In today's world, for reasons we will make clear, parenthood is being undermined. We face much insidious competition that would draw our children away from us while, simultaneously, we are drawn away from parenthood. We no longer have the economic and social basis for a culture that would support parenthood and hold its mission sacred. If previous cultures could assume that the attachment of children to their parents was firm and lasting, we do not have that luxury. As modern parents, we have to become conscious of what is missing, of why and how things are not working in the parenting and education of our children and adolescents. That awareness will prepare us for the challenge of creating a relationship with our children in which we, the caregiving adults, are back in the lead, free from relying on coercion and artificial consequences to gain our children's cooperation, compliance, and respect. It is in their relationship with us that our children will reach their developmental destiny of becoming independent, self-motivated, and mature beings valuing their own self-worth and mindful of the feelings, rights, and human dignity of others.
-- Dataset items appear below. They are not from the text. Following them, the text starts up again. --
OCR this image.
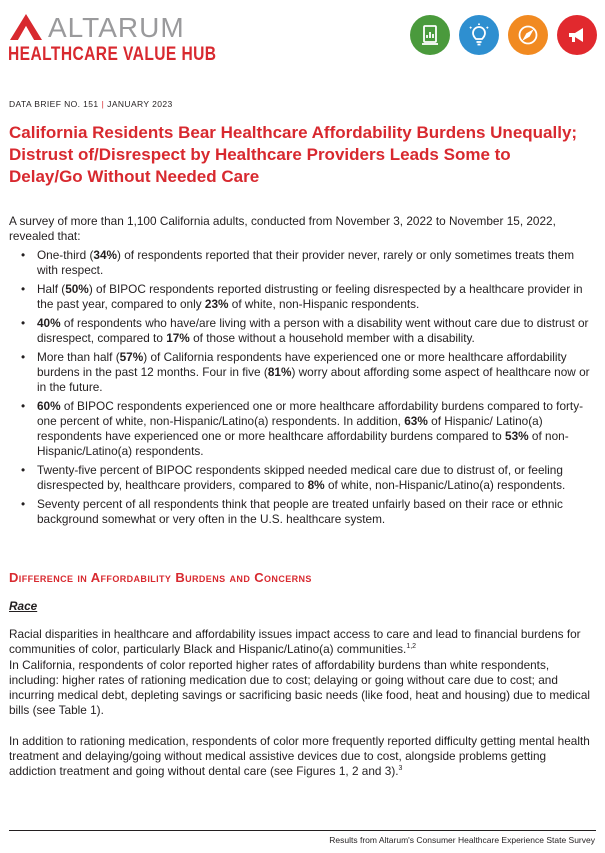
ALTARUM
HEALTHCARE VALUE HUB
DATA BRIEF NO. 151 | JANUARY 2023
California Residents Bear Healthcare Affordability Burdens Unequally; Distrust of/Disrespect by Healthcare Providers Leads Some to Delay/Go Without Needed Care

A survey of more than 1,100 California adults, conducted from November 3, 2022 to November 15, 2022, revealed that:

• One-third (34%) of respondents reported that their provider never, rarely or only sometimes treats them with respect.
• Half (50%) of BIPOC respondents reported distrusting or feeling disrespected by a healthcare provider in the past year, compared to only 23% of white, non-Hispanic respondents.
• 40% of respondents who have/are living with a person with a disability went without care due to distrust or disrespect, compared to 17% of those without a household member with a disability.
• More than half (57%) of California respondents have experienced one or more healthcare affordability burdens in the past 12 months. Four in five (81%) worry about affording some aspect of healthcare now or in the future.
• 60% of BIPOC respondents experienced one or more healthcare affordability burdens compared to forty-one percent of white, non-Hispanic/Latino(a) respondents. In addition, 63% of Hispanic/ Latino(a) respondents have experienced one or more healthcare affordability burdens compared to 53% of non-Hispanic/Latino(a) respondents.
• Twenty-five percent of BIPOC respondents skipped needed medical care due to distrust of, or feeling disrespected by, healthcare providers, compared to 8% of white, non-Hispanic/Latino(a) respondents.
• Seventy percent of all respondents think that people are treated unfairly based on their race or ethnic background somewhat or very often in the U.S. healthcare system.
Difference in Affordability Burdens and Concerns
Race

Racial disparities in healthcare and affordability issues impact access to care and lead to financial burdens for communities of color, particularly Black and Hispanic/Latino(a) communities.$^{1,2}$

In California, respondents of color reported higher rates of affordability burdens than white respondents, including: higher rates of rationing medication due to cost; delaying or going without care due to cost; and incurring medical debt, depleting savings or sacrificing basic needs (like food, heat and housing) due to medical bills (see Table 1).

In addition to rationing medication, respondents of color more frequently reported difficulty getting mental health treatment and delaying/going without medical assistive devices due to cost, alongside problems getting addiction treatment and going without dental care (see Figures 1, 2 and 3).$^3$

Results from Altarum's Consumer Healthcare Experience State Survey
Hold On to Your Kids is divided into five parts. The first explains what peer orientation is and how it has come to be such a pervasive dynamic in our culture. The second and third parts detail the many negative impacts of peer orientation, respectively, on our ability to parent and on our children's development. Also in these first three parts, the outlines of healthy child development are etched, in contrast to the perverse development fostered by the peer culture. The fourth part offers a program for building a lasting bond with our children, a relationship that will serve as a safe cocoon for their maturation. The fifth and final part explains how to prevent the seduction of our children by the peer world.